May be telling you something important.
Sometimes an exception is just an exception. Differences can be tolerated, even if they don't excel.
The gamble is guessing, when you find an exception, whether it's just tolerated in a marginal system, or if it's telling you to think about a paradigm shift. Or a way to do something in vitro.
A great example are thermophilic bacteria. Once upon a time, people would have told you, there is no way life can survive in a place that hot.
Fast-forward a couple of decades, and there is no way we could do the things with PCR that we do now, thanks to polymerases from those thermophiles that can survive 30 cycles in a heat block.
So reading is great, but I actually get most of my really new ideas when I'm observing the systems I work in by doing experiments.
Beware the risky all-or-nothing projects: they just lead to dead ends.
Here's how to tell the difference.
For a good observational project, if it's designed correctly with controls and a broad enough hypothesis, you're going to learn something no matter what.

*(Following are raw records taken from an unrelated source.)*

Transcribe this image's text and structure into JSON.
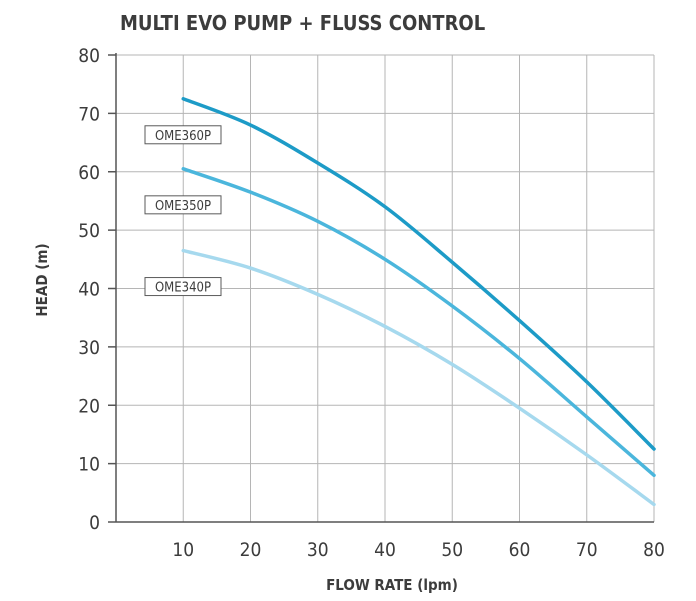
{
  "chart_data": {
    "type": "line",
    "title": "MULTI EVO PUMP + FLUSS CONTROL",
    "xlabel": "FLOW RATE (lpm)",
    "ylabel": "HEAD (m)",
    "xlim": [
      0,
      80
    ],
    "ylim": [
      0,
      80
    ],
    "x_ticks": [
      "10",
      "20",
      "30",
      "40",
      "50",
      "60",
      "70",
      "80"
    ],
    "y_ticks": [
      "0",
      "10",
      "20",
      "30",
      "40",
      "50",
      "60",
      "70",
      "80"
    ],
    "grid": true,
    "series": [
      {
        "name": "OME360P",
        "color": "#1d9bc7",
        "x": [
          10,
          20,
          30,
          40,
          50,
          60,
          70,
          80
        ],
        "y": [
          72.5,
          68,
          61.5,
          54,
          44.5,
          34.5,
          24,
          12.5
        ]
      },
      {
        "name": "OME350P",
        "color": "#4bb6dc",
        "x": [
          10,
          20,
          30,
          40,
          50,
          60,
          70,
          80
        ],
        "y": [
          60.5,
          56.5,
          51.5,
          45,
          37,
          28,
          18,
          8
        ]
      },
      {
        "name": "OME340P",
        "color": "#a6d9ee",
        "x": [
          10,
          20,
          30,
          40,
          50,
          60,
          70,
          80
        ],
        "y": [
          46.5,
          43.5,
          39,
          33.5,
          27,
          19.5,
          11.5,
          3
        ]
      }
    ]
  }
}
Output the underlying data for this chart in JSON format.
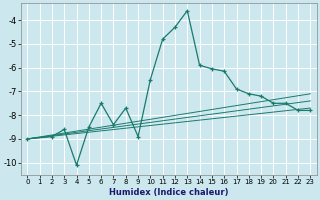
{
  "xlabel": "Humidex (Indice chaleur)",
  "ylabel": "",
  "bg_color": "#cce8ee",
  "grid_color": "#ffffff",
  "line_color": "#1a7a6e",
  "xlim": [
    -0.5,
    23.5
  ],
  "ylim": [
    -10.5,
    -3.3
  ],
  "yticks": [
    -10,
    -9,
    -8,
    -7,
    -6,
    -5,
    -4
  ],
  "xticks": [
    0,
    1,
    2,
    3,
    4,
    5,
    6,
    7,
    8,
    9,
    10,
    11,
    12,
    13,
    14,
    15,
    16,
    17,
    18,
    19,
    20,
    21,
    22,
    23
  ],
  "series": [
    {
      "x": [
        0,
        2,
        3,
        4,
        5,
        6,
        7,
        8,
        9,
        10,
        11,
        12,
        13,
        14,
        15,
        16,
        17,
        18,
        19,
        20,
        21,
        22,
        23
      ],
      "y": [
        -9.0,
        -8.9,
        -8.6,
        -10.1,
        -8.5,
        -7.5,
        -8.4,
        -7.7,
        -8.9,
        -6.5,
        -4.8,
        -4.3,
        -3.6,
        -5.9,
        -6.05,
        -6.15,
        -6.9,
        -7.1,
        -7.2,
        -7.5,
        -7.5,
        -7.8,
        -7.8
      ]
    },
    {
      "x": [
        0,
        23
      ],
      "y": [
        -9.0,
        -7.4
      ]
    },
    {
      "x": [
        0,
        23
      ],
      "y": [
        -9.0,
        -7.7
      ]
    },
    {
      "x": [
        0,
        23
      ],
      "y": [
        -9.0,
        -7.1
      ]
    }
  ]
}
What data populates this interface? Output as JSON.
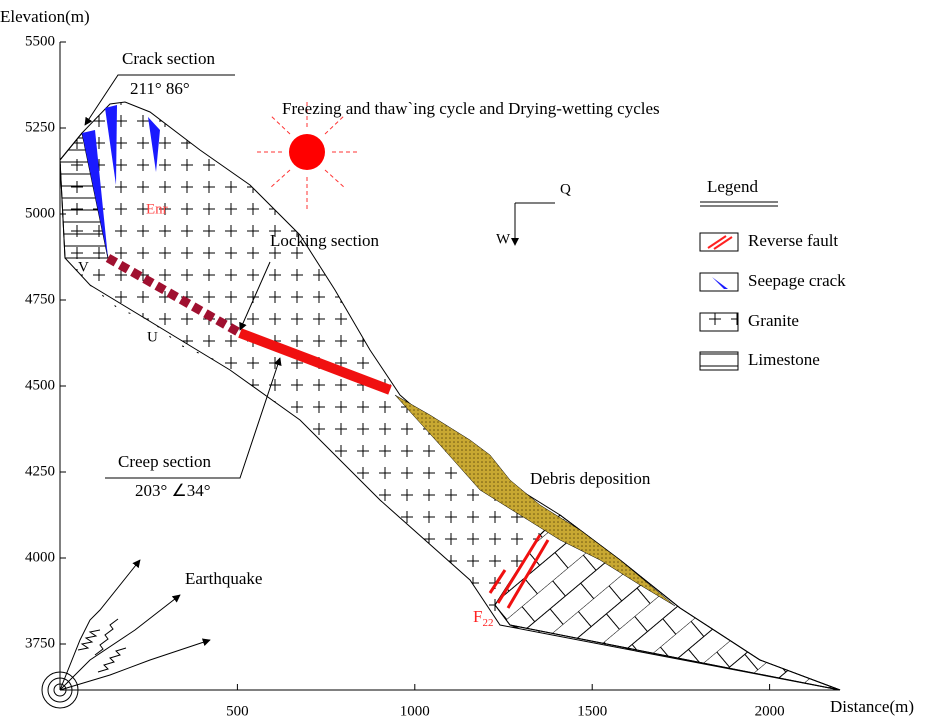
{
  "axes": {
    "y_label": "Elevation(m)",
    "x_label": "Distance(m)",
    "yticks": [
      5500,
      5250,
      5000,
      4750,
      4500,
      4250,
      4000,
      3750
    ],
    "xticks": [
      500,
      1000,
      1500,
      2000
    ]
  },
  "annotations": {
    "crack_section": "Crack section",
    "crack_angles": "211°  86°",
    "cycles": "Freezing and thaw`ing cycle and Drying-wetting cycles",
    "enr": "Enr",
    "locking_section": "Locking section",
    "q": "Q",
    "w": "W",
    "v": "V",
    "u": "U",
    "creep_section": "Creep section",
    "creep_angles": "203°  ∠34°",
    "debris": "Debris deposition",
    "earthquake": "Earthquake",
    "fault": {
      "main": "F",
      "sub": "22"
    }
  },
  "legend": {
    "title": "Legend",
    "items": [
      "Reverse fault",
      "Seepage crack",
      "Granite",
      "Limestone"
    ]
  }
}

You'll have the opportunity to make observations by stressing the system just enough.
For a risky all-or-nothing project, you'll often hear the phrase, "If this works..."
The reason "if" features so prominently is that if it doesn't work, you've got nothing. Not even new information about what to do next.
For better or worse funding, I design my experiments so that, if all the controls work the way they should (and they don't always work as expected!), I will learn something.
Usually along the way, I see something I didn't expect to see. And then I go design an experiment to test whether that's real.
So to summarize this whole diatribe: pay attention to the exceptions. If it's reproducible, it's probably not just an anomaly.
The trick is having to nerve, the time, the resources and the permission to find out which ones are anomalies by testing them.